Menurut John Ikenberry (2001), institusi dapat menjadi sumber perubahan ketika aktor-aktor yang berbeda memperjuangkan interpretasi baru dan mengusahakan reformas.
Oleh karena itu, meskipun kemenangan Putin saat ini mengukuhkan status quo otoritarianisme, kita tidak dapat mengabaikan kemungkinan perubahan institusi politik Rusia di masa depan apabila kekuatan-kekuatan pro-demokrasi mampu mengkonsolidasikan diri dan memperjuangkan reformasi institusional yang lebih substantif.
Dari perspektif institusionalisme, kemenangan Putin ini menunjukkan bagaimana institusi politik Rusia telah dibangun sedemikian rupa untuk mempertahankan status quo dan menghalangi perubahan menuju demokrasi yang lebih substantif.
Dengan demikian, kemenangan Putin merefleksikan institusi politik Rusia yang masih didominasi oleh kekuatan otoriter dan belum mampu bertransisi menuju demokrasi yang sebenarnya.
Dalam konteks Hubungan Internasional, kemenangan Putin ini juga berimplikasi pada kebijakan luar negeri Rusia yang cenderung konfrontatif terhadap Barat dan negara-negara liberal demokratis.
Sebagaimana dijelaskan oleh Robert Jervis (1976), struktur internal suatu negara, termasuk institusinya, memiliki pengaruh signifikan terhadap politik luar negerinya.
Dengan institusi politik yang masih didominasi oleh kekuatan otoriter, Rusia di bawah Putin berpotensi untuk terus mengejar kebijakan luar negeri yang ekspansionis dan mengancam stabilitas kawasan.

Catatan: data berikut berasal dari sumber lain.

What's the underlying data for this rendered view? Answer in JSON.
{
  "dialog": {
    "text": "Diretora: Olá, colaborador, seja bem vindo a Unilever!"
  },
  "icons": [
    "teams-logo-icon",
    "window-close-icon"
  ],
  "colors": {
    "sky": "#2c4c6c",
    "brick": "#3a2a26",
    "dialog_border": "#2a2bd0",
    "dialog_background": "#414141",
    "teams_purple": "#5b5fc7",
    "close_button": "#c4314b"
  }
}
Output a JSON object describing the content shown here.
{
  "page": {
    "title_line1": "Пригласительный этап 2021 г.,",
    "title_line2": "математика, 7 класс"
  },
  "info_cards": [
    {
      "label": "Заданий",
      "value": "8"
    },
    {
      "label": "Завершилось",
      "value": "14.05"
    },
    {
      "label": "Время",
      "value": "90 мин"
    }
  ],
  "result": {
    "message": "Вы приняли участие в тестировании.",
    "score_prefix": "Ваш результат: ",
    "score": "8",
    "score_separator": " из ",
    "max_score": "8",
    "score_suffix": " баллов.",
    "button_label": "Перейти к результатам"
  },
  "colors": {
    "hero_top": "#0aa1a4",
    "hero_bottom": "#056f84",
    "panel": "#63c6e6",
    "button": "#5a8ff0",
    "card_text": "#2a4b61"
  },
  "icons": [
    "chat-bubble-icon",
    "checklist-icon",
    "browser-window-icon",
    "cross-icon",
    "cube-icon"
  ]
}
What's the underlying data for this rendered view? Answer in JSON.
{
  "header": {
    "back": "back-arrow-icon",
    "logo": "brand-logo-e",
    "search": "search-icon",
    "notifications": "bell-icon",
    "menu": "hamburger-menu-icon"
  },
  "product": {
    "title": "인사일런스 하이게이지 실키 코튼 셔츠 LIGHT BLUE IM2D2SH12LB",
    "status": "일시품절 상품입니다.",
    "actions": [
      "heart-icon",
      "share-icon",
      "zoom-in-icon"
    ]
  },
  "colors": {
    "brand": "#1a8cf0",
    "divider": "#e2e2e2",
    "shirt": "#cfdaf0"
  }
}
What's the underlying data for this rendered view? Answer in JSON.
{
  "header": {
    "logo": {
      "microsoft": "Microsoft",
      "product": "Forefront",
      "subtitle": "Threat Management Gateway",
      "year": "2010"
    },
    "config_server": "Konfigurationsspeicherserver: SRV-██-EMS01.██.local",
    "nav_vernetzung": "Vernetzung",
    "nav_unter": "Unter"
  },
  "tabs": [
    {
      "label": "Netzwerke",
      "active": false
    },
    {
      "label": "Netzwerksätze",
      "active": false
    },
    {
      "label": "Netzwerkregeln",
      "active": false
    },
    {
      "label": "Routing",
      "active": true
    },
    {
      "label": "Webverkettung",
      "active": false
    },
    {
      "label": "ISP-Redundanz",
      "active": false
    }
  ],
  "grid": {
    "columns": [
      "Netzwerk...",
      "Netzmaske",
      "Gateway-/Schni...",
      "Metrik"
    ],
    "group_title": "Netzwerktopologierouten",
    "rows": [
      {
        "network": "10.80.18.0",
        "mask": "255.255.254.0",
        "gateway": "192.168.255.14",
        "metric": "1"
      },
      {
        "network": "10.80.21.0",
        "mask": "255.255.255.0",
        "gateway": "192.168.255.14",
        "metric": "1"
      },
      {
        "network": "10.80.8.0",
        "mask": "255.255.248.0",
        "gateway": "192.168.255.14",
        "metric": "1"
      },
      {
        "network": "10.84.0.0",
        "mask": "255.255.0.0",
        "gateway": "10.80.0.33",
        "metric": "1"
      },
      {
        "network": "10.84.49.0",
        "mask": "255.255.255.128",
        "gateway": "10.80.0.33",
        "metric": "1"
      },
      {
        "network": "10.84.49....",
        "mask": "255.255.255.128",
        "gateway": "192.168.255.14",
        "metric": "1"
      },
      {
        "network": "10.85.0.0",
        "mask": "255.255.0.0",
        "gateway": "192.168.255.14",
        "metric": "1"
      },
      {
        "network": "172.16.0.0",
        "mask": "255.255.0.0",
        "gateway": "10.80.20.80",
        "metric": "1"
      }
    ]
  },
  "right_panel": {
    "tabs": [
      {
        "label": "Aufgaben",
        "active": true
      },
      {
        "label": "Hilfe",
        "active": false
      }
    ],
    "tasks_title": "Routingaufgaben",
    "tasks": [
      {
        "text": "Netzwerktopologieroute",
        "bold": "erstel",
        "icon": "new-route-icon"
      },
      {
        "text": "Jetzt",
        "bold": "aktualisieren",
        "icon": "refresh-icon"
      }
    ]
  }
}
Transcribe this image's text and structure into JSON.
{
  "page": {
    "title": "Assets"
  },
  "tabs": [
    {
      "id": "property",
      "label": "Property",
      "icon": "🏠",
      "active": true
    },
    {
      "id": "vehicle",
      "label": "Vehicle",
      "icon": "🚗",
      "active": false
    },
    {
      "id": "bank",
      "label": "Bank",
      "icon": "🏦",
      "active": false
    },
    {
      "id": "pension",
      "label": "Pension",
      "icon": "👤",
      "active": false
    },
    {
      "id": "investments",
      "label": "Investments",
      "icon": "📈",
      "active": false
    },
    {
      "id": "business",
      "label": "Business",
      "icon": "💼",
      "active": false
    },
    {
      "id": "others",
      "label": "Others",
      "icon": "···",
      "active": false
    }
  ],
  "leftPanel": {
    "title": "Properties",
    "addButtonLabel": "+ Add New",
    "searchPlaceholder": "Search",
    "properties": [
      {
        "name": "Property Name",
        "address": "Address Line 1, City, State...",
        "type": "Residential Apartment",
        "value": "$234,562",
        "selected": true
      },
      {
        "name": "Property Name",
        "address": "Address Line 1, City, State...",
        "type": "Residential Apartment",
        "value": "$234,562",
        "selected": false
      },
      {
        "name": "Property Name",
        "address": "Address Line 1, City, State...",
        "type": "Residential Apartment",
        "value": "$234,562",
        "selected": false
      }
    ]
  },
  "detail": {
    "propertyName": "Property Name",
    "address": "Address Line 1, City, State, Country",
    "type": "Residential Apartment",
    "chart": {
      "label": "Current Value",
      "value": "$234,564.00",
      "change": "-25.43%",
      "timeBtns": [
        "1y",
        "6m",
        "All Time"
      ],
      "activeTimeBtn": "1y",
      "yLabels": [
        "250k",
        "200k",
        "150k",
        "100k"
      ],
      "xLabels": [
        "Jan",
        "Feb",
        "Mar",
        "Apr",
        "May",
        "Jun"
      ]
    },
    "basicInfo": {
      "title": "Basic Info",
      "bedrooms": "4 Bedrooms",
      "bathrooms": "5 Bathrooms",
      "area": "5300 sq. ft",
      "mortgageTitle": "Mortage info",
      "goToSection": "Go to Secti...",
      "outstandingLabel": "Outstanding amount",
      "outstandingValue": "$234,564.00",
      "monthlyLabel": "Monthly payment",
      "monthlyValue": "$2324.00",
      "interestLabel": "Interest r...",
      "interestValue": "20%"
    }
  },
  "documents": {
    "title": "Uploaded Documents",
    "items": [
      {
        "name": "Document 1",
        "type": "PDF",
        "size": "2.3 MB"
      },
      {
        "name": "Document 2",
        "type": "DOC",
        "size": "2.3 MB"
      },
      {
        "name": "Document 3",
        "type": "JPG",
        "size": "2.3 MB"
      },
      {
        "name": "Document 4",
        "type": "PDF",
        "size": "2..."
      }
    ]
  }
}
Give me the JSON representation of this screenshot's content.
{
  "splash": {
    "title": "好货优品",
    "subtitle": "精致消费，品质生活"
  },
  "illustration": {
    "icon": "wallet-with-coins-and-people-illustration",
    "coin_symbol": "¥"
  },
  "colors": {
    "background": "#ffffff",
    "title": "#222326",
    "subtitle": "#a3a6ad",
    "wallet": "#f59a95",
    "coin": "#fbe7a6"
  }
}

Putin mengakui kecenderungan itu seperti dikatakannya pada pidato kemenangannya, Senin (18/3/2024).
Putin menyebutkan kemenangannya dalam pilpres menunjukkan bahwa Rusia sudah benar dalam menentang Barat dan mengirimkan pasukan ke Ukraina.
Kemenangan itu seolah menjadi alasan pembenar bagi Putin memprioritaskan penyelesaian tugas-tugas yang terkait dengan apa yang dia sebut sebagai "operasi militer khusus" Rusia di Ukraina dan akan memperkuat militer Rusia.
Meskipun demikian, kita juga harus mempertimbangkan bahwa institusi internasional juga dapat mempengaruhi perilaku negara.